La dévotion du tandem Archie Shepp & Jason Moran aux spirituals du "Good Book" et le jazz de chambre qui fait tapisserie du Trio de Joe Lovano.
Dire qu' Archie Shepp, 83 ans, a participé à l'histoire et à l'évolution du jazz contemporain de ces 60 dernières années est un euphémisme !
Saxophoniste (ténor & soprano), compositeur et, plus récemment vocaliste, engagé politiquement et élément phare de l'avant-garde free jazz dès ses premiers pas dans la musique afro-américaine dite "New Thing" (la nouvelle chose) à l'aube des années 1960, il s'est toujours attaché à donner du champ (chant ?) à sa musique libertaire tout en conservant un pied dans les racines profondes du jazz.
Si, comme beaucoup d'authentiques free jazzmen, il a toujours voulu s'affranchir du piano qui "emprisonne" la musique dans le carcan des accords et des harmonies, empêchant ainsi toute liberté d'expression selon les avant-gardistes, c'est pourtant aux côtés du pianiste Cecil Taylor, autre chantre du free, qu'il fait ses débuts. Et, paradoxalement, il poursuivra son travail conjoint avec des pianistes de renom : Mal Waldron, Horace Parlan, Joachim Kühn ou encore Abdullah Ibrahim (ex-Dollar Brand).
Aujourd'hui, c'est avec son cadet de près de quarante ans, le pianiste et pédagogue Jason Moran, découvert surtout dans le Quartet de Charles Lloyd, qu'il signe en duo un opus enregistré en live (au Festival Jazz à La Villette en 2017 et en Allemagne en 2018) en même temps (!) onirique et crépusculaire : "Let My People Go" (ArchieBall/L'Autre distribution).
Onirique, parce qu'à travers son souffle toujours puissant, souvent tranchant et déchiré, le saxophoniste - romantique cependant au soprano - évoque dans l'improvisation et le chant à la fois de belles histoires et une forme de révolte. Le tout avec la constante et l'écoute attentive de son délicat complice, auteur du seul morceau original de l'album ("He Cares").
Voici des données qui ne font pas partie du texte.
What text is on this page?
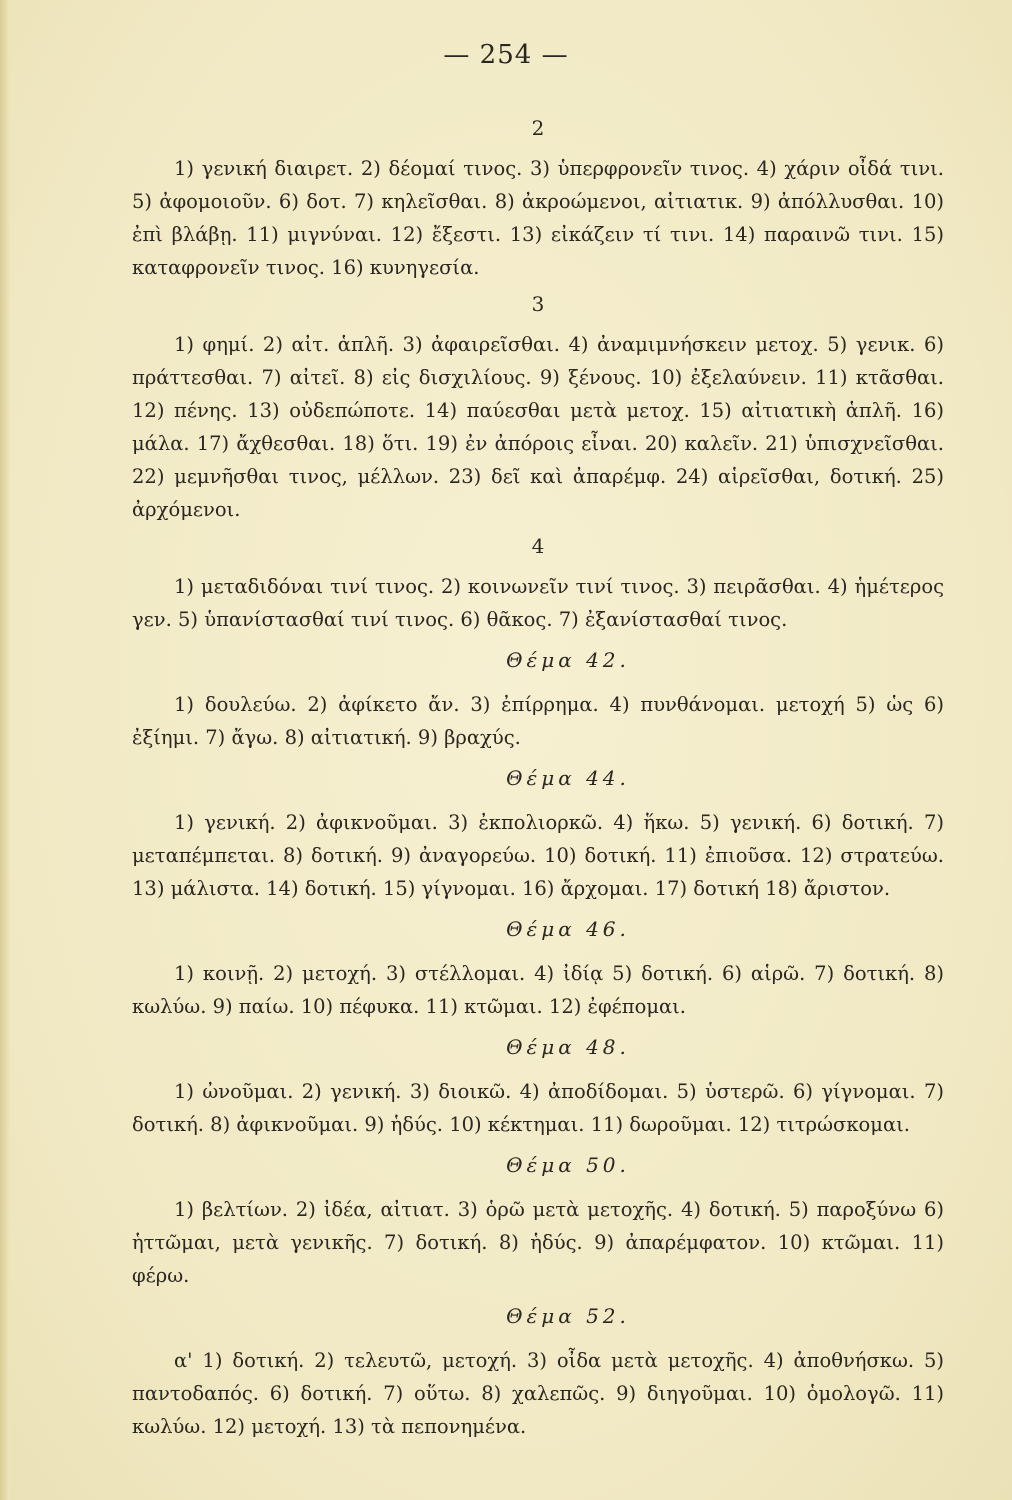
— 254 —
2

1) γενική διαιρετ. 2) δέομαί τινος. 3) ὑπερφρονεῖν τινος. 4) χάριν οἶδά τινι. 5) ἀφομοιοῦν. 6) δοτ. 7) κηλεῖσθαι. 8) ἀκροώμενοι, αἰτιατικ. 9) ἀπόλλυσθαι. 10) ἐπὶ βλάβῃ. 11) μιγνύναι. 12) ἔξεστι. 13) εἰκάζειν τί τινι. 14) παραινῶ τινι. 15) καταφρονεῖν τινος. 16) κυνηγεσία.

3

1) φημί. 2) αἰτ. ἁπλῆ. 3) ἀφαιρεῖσθαι. 4) ἀναμιμνήσκειν μετοχ. 5) γενικ. 6) πράττεσθαι. 7) αἰτεῖ. 8) εἰς δισχιλίους. 9) ξένους. 10) ἐξελαύνειν. 11) κτᾶσθαι. 12) πένης. 13) οὐδεπώποτε. 14) παύεσθαι μετὰ μετοχ. 15) αἰτιατικὴ ἁπλῆ. 16) μάλα. 17) ἄχθεσθαι. 18) ὅτι. 19) ἐν ἀπόροις εἶναι. 20) καλεῖν. 21) ὑπισχνεῖσθαι. 22) μεμνῆσθαι τινος, μέλλων. 23) δεῖ καὶ ἀπαρέμφ. 24) αἱρεῖσθαι, δοτική. 25) ἀρχόμενοι.

4

1) μεταδιδόναι τινί τινος. 2) κοινωνεῖν τινί τινος. 3) πειρᾶσθαι. 4) ἡμέτερος γεν. 5) ὑπανίστασθαί τινί τινος. 6) θᾶκος. 7) ἐξανίστασθαί τινος.

Θέμα 42.

1) δουλεύω. 2) ἀφίκετο ἄν. 3) ἐπίρρημα. 4) πυνθάνομαι. μετοχή 5) ὡς 6) ἐξίημι. 7) ἄγω. 8) αἰτιατική. 9) βραχύς.

Θέμα 44.

1) γενική. 2) ἀφικνοῦμαι. 3) ἐκπολιορκῶ. 4) ἥκω. 5) γενική. 6) δοτική. 7) μεταπέμπεται. 8) δοτική. 9) ἀναγορεύω. 10) δοτική. 11) ἐπιοῦσα. 12) στρατεύω. 13) μάλιστα. 14) δοτική. 15) γίγνομαι. 16) ἄρχομαι. 17) δοτική 18) ἄριστον.

Θέμα 46.

1) κοινῇ. 2) μετοχή. 3) στέλλομαι. 4) ἰδίᾳ 5) δοτική. 6) αἱρῶ. 7) δοτική. 8) κωλύω. 9) παίω. 10) πέφυκα. 11) κτῶμαι. 12) ἐφέπομαι.

Θέμα 48.

1) ὠνοῦμαι. 2) γενική. 3) διοικῶ. 4) ἀποδίδομαι. 5) ὑστερῶ. 6) γίγνομαι. 7) δοτική. 8) ἀφικνοῦμαι. 9) ἡδύς. 10) κέκτημαι. 11) δωροῦμαι. 12) τιτρώσκομαι.

Θέμα 50.

1) βελτίων. 2) ἰδέα, αἰτιατ. 3) ὁρῶ μετὰ μετοχῆς. 4) δοτική. 5) παροξύνω 6) ἡττῶμαι, μετὰ γενικῆς. 7) δοτική. 8) ἡδύς. 9) ἀπαρέμφατον. 10) κτῶμαι. 11) φέρω.

Θέμα 52.

α' 1) δοτική. 2) τελευτῶ, μετοχή. 3) οἶδα μετὰ μετοχῆς. 4) ἀποθνήσκω. 5) παντοδαπός. 6) δοτική. 7) οὕτω. 8) χαλεπῶς. 9) διηγοῦμαι. 10) ὁμολογῶ. 11) κωλύω. 12) μετοχή. 13) τὰ πεπονημένα.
Crépusculaire, car en se réappropriant John Coltrane, Billy Strayhorn, Duke Ellington, Thelonious Monk et surtout deux traditionnels du "Good Book" (La Bible) immortalisés par Louis Armstrong - "Sometimes I Feel Like A Motherless Child" et "Go Down Moses" - ce leader de la "Great Black Music", ouvertement marxiste, semble faire plus qu'un clin d'œil à l'"opium du peuple" à un moment crucial de sa longue et créative vie.
L'art de la conversation à la recherche de la rédemption ?
Joe Lovano Trio Tapestry
Parvenu désormais, après quatre décennies d'une carrière multiple, au rang de grand maître du jazz contemporain, le saxophoniste (ténor, flûte, clarinette) et compositeur Joe Lovano, 68 ans, est vraisemblablement l'un des plus subtils aventuriers de l'innovation actuellement.
"Tout un nouveau procédé, destiné à créer de la musique dans une perspective différente, doit voir le jour", déclarait-il récemment au magazine britannique "JazzWise". Une constatation qui trouve toute sa signification dans son nouvel opus, "Garden of Expression" (ECM/Universal).
A la tête du "Tapestry Trio" - Marilyn Crispell (piano) et Carmen Castaldi (batterie) - le leader réalise la prouesse de créer une musique à la sonorité et à la recherche expressive uniques.
Pour cela, la synergie entre les membres de la formation doit être complète. Chacun des instrumentistes, qui possède une qualité musicale très élevée, étant parfaitement à l'écoute de l'autre, l'interaction est omniprésente et leurs interventions semblent comme flotter dans l'espace des huit créations originales du saxophoniste au son énorme.
Dont les improvisations, dans une dimension feutrée de "jazz de chambre", émerveillent.